Looking past the monthly volatility and focusing on one-year changes strongly suggests that the labor market continues to expand a healthy pace and will appears set to continue on this path for the near term.
Today’s report is “clearly telling you this economy is still chugging along very nicely,” says Torsten Slok, chief economist at Deutsche Bank Securities. “It is inflationary in the sense that wages did go up but they didn’t go up as much as we had expected.”
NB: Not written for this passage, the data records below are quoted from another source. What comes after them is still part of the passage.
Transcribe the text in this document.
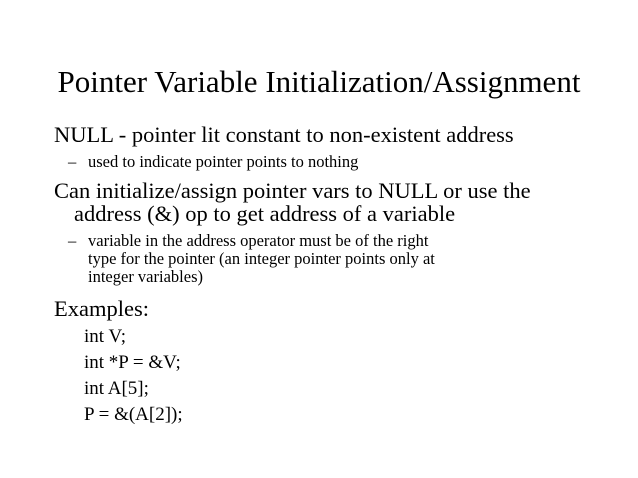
Pointer Variable Initialization/Assignment
NULL - pointer lit constant to non-existent address
– used to indicate pointer points to nothing
Can initialize/assign pointer vars to NULL or use the
address (&) op to get address of a variable
– variable in the address operator must be of the right
type for the pointer (an integer pointer points only at
integer variables)
Examples:
int V;
int *P = &V;
int A[5];
P = &(A[2]);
Will today’s strong labor-market report convince the Federal Reserve to rethink its decision to pause on raising interest rates for the foreseeable future? No, predicts Chris Zaccarelli, chief Investment officer for Independent Advisor Alliance. In comments distributed to the media today, he says that “the Fed is likely unconcerned with the stronger-than-expected job creation number – they probably welcome it – but what they are keeping a close eye on is the change in average hourly earnings, which came in at a robust +3.2%.” He adds that “it’s our expectation that the Fed is willing to let the economy run ‘hot’ – and stay on the sidelines – until inflation becomes a much greater concern.”
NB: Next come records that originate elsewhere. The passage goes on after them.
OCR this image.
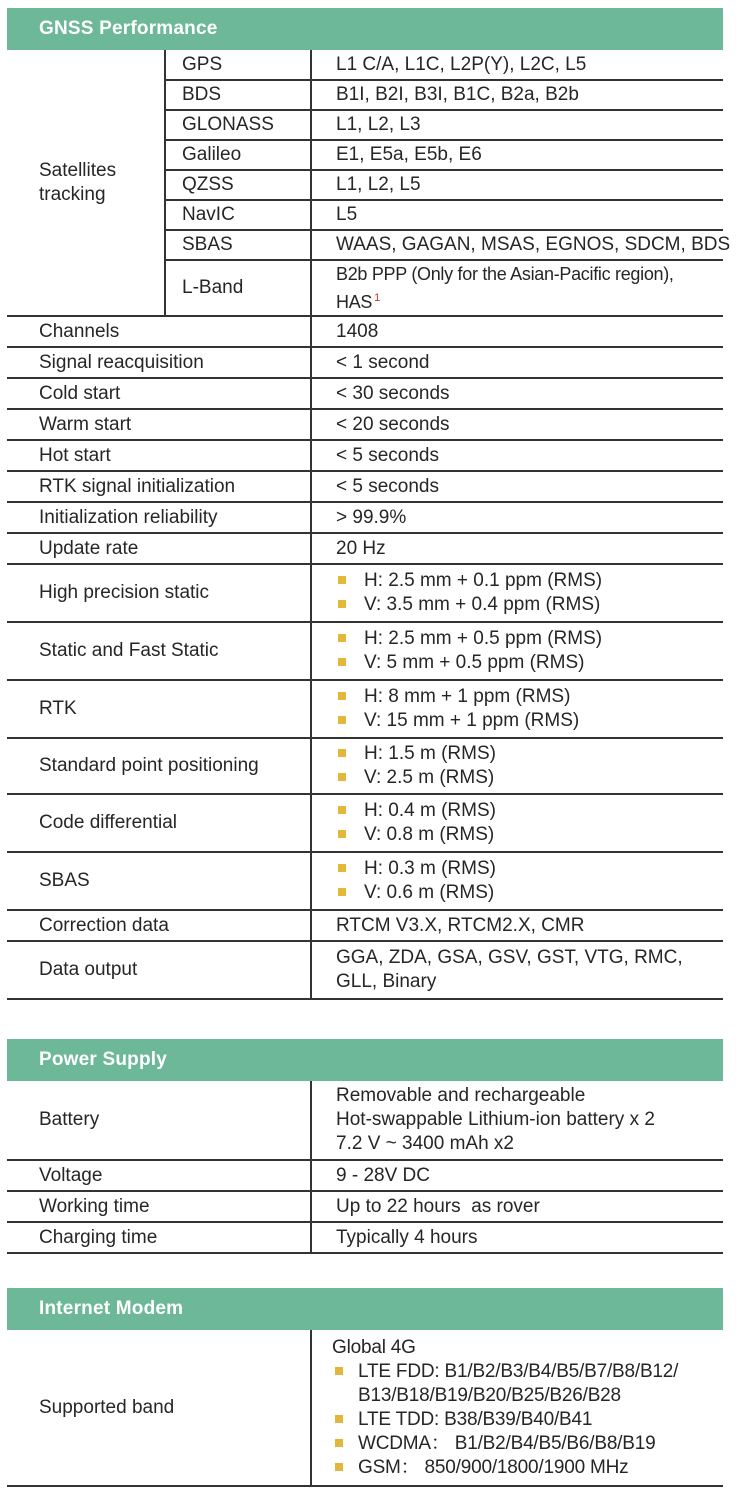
GNSS Performance
Satellites
tracking	GPS	L1 C/A, L1C, L2P(Y), L2C, L5
	BDS	B1I, B2I, B3I, B1C, B2a, B2b
	GLONASS	L1, L2, L3
	Galileo	E1, E5a, E5b, E6
	QZSS	L1, L2, L5
	NavIC	L5
	SBAS	WAAS, GAGAN, MSAS, EGNOS, SDCM, BDS
	L-Band	B2b PPP (Only for the Asian-Pacific region),
HAS $^1$

Channels		1408
Signal reacquisition		< 1 second
Cold start		< 30 seconds
Warm start		< 20 seconds
Hot start		< 5 seconds
RTK signal initialization		< 5 seconds
Initialization reliability		> 99.9%
Update rate		20 Hz
High precision static		H: 2.5 mm + 0.1 ppm (RMS)
V: 3.5 mm + 0.4 ppm (RMS)

Static and Fast Static		H: 2.5 mm + 0.5 ppm (RMS)
V: 5 mm + 0.5 ppm (RMS)

RTK		H: 8 mm + 1 ppm (RMS)
V: 15 mm + 1 ppm (RMS)

Standard point positioning		H: 1.5 m (RMS)
V: 2.5 m (RMS)

Code differential		H: 0.4 m (RMS)
V: 0.8 m (RMS)

SBAS		H: 0.3 m (RMS)
V: 0.6 m (RMS)

Correction data		RTCM V3.X, RTCM2.X, CMR
Data output		GGA, ZDA, GSA, GSV, GST, VTG, RMC,
GLL, Binary
Power Supply
Battery	Removable and rechargeable
Hot-swappable Lithium-ion battery x 2
7.2 V ~ 3400 mAh x2

Voltage	9 - 28V DC
Working time	Up to 22 hours  as rover
Charging time	Typically 4 hours
Internet Modem
Supported band	
Global 4G
LTE FDD: B1/B2/B3/B4/B5/B7/B8/B12/
B13/B18/B19/B20/B25/B26/B28
LTE TDD: B38/B39/B40/B41
WCDMA： B1/B2/B4/B5/B6/B8/B19
GSM： 850/900/1800/1900 MHz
Inflation data, however, remains subdued. Monday’s March update of core PCE, which is the Fed’s preferred inflation yardstick, ticked down to a year-over-year rate of 1.6% — an 18-month low.
“Wages may have been slightly tepid this month relative to expectations but are still growing at just about the highest rate this cycle, and the unemployment rate is at multi-generational lows,” notes Eric Winograd, AllianceBernsetein’s senior economist.
The combination of solid growth in payrolls and low inflation is an economic sweet spot, if it lasts. At the moment, the latest data makes it challenging to argue that it won’t.
In short, today’s update reaffirms what’s been conspicuous in US data writ large in recent history: recession risk remains low for the US.